Moderna's vaccine candidate is officially on the FDA's "fast track," as of last week, meaning regulators will help bring the vaccine to market as soon as possible, if it proves safe and effective.
Moderna said last week that it is about to begin a phase-two clinical trial involving 600 people. Half will be under age 55, half will be over and, as usual, half of both groups will get a placebo, not the potential vaccine. Participants will receive two doses, four weeks apart, and then will be followed for a full year.
Moderna can start a phase-three trial before that year is over; the company is aiming for early summer. But the bottom line is that a vaccine probably won't be on the market until 2021, which is what Moderna has said from the outset.

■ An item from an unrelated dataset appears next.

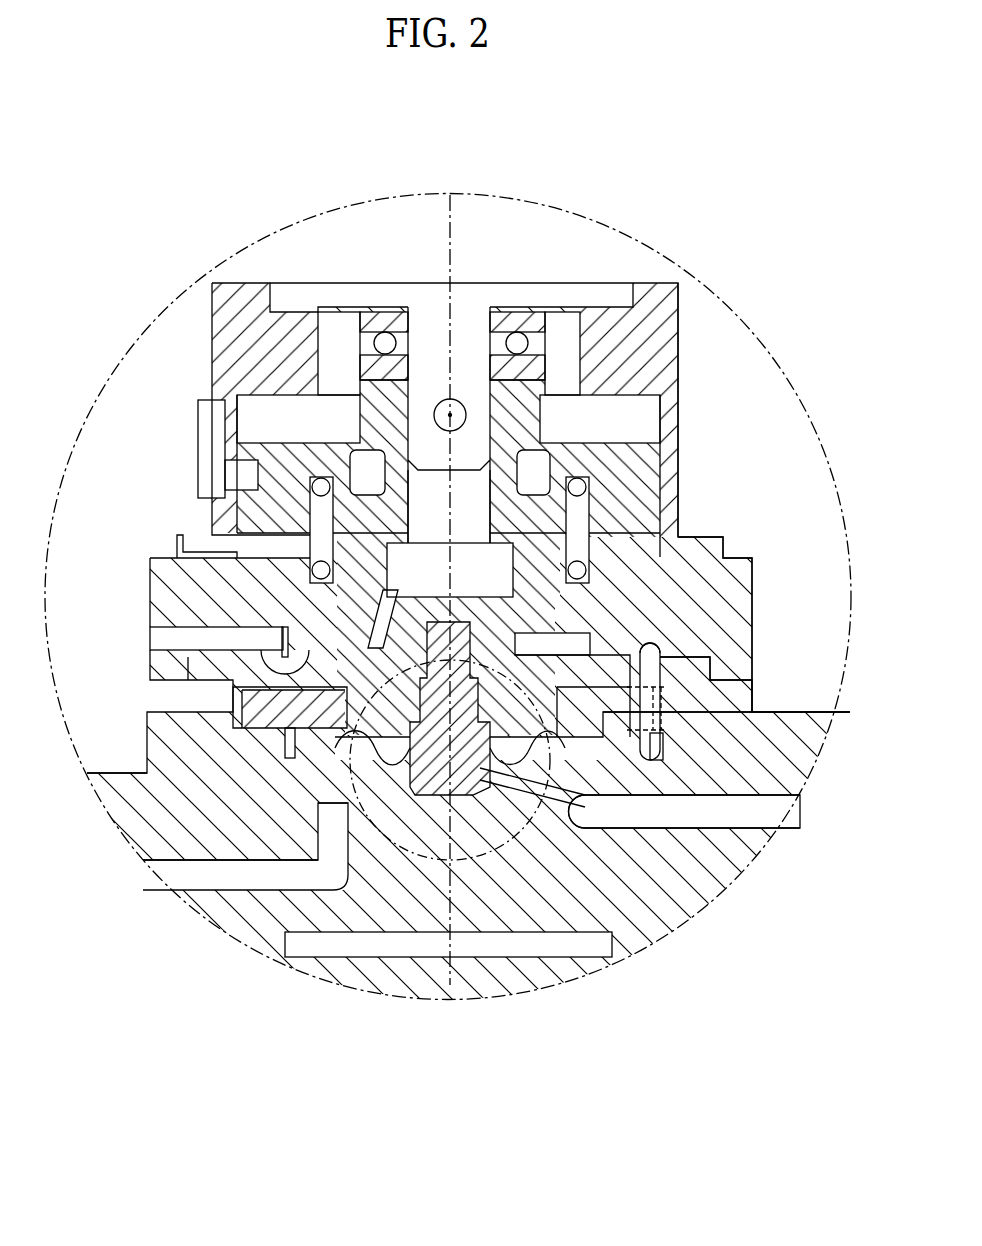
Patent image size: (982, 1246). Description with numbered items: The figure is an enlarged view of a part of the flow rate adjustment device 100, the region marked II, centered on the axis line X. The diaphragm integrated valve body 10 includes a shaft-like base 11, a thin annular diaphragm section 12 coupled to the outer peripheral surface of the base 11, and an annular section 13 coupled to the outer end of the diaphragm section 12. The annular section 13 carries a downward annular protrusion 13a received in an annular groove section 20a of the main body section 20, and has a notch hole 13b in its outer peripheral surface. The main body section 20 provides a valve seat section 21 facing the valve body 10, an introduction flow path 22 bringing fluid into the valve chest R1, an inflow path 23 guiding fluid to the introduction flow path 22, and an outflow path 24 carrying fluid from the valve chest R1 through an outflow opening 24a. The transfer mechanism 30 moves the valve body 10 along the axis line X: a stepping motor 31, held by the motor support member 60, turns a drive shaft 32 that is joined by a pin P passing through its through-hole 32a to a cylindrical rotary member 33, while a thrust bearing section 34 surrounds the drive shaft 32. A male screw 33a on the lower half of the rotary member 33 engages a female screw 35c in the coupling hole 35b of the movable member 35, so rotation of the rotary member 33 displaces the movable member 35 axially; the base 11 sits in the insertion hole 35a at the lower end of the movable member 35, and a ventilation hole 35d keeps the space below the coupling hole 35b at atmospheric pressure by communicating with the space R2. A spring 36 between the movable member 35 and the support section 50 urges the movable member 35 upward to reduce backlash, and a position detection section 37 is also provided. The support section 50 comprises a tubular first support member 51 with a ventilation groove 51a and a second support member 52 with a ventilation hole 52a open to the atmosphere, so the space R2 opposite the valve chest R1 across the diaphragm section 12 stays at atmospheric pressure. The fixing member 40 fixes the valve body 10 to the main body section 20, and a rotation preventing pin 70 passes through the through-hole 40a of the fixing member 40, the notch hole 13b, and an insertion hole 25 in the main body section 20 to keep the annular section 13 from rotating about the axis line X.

The flow rate adjustment device 100 is at (676, 155).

The process is moving fast, by the standards of drug development, but little feels fast to the companies that have had to close and the more than 1 million Massachusetts workers who've lost jobs.
Jon Hurst, president of the Retailers Association of Massachusetts, worries local companies are falling behind their neighbors in nearby states. Under the state's new plan, many retailers cannot welcome customers back into stores until the second phase of reopening.
"All the other New England states will be open prior to Memorial Day weekend," Hurst said. "We believe we need to move with the other states."
Some state lawmakers agree with this view. But others on Beacon Hill contend Massachusetts may actually be moving too quickly.
"I know everyone wants to get back to work," said Rep. Christine Barber, a Somerville Democrat, "but we have to do so safely, so it doesn't end up bringing back a resurgence of the disease that we've seen in other places when things have reopened too quickly."
State officials have repeatedly warned they may reimpose restrictions, if coronavirus cases surge again.
"Collectively, we have flattened the curve and avoided the spike in cases that would have broken our health care system," Baker said Monday. "But if we don't keep up the fight, and don't do the things that we all know we have to do, and know we can do, we run the risk of creating a second spike in the fall."
Massachusetts on Sunday reported fewer than 100 people dead for the first time in more than a month. Reports of new fatalities have been falling steadily for a couple of weeks, and other key metrics are encouraging.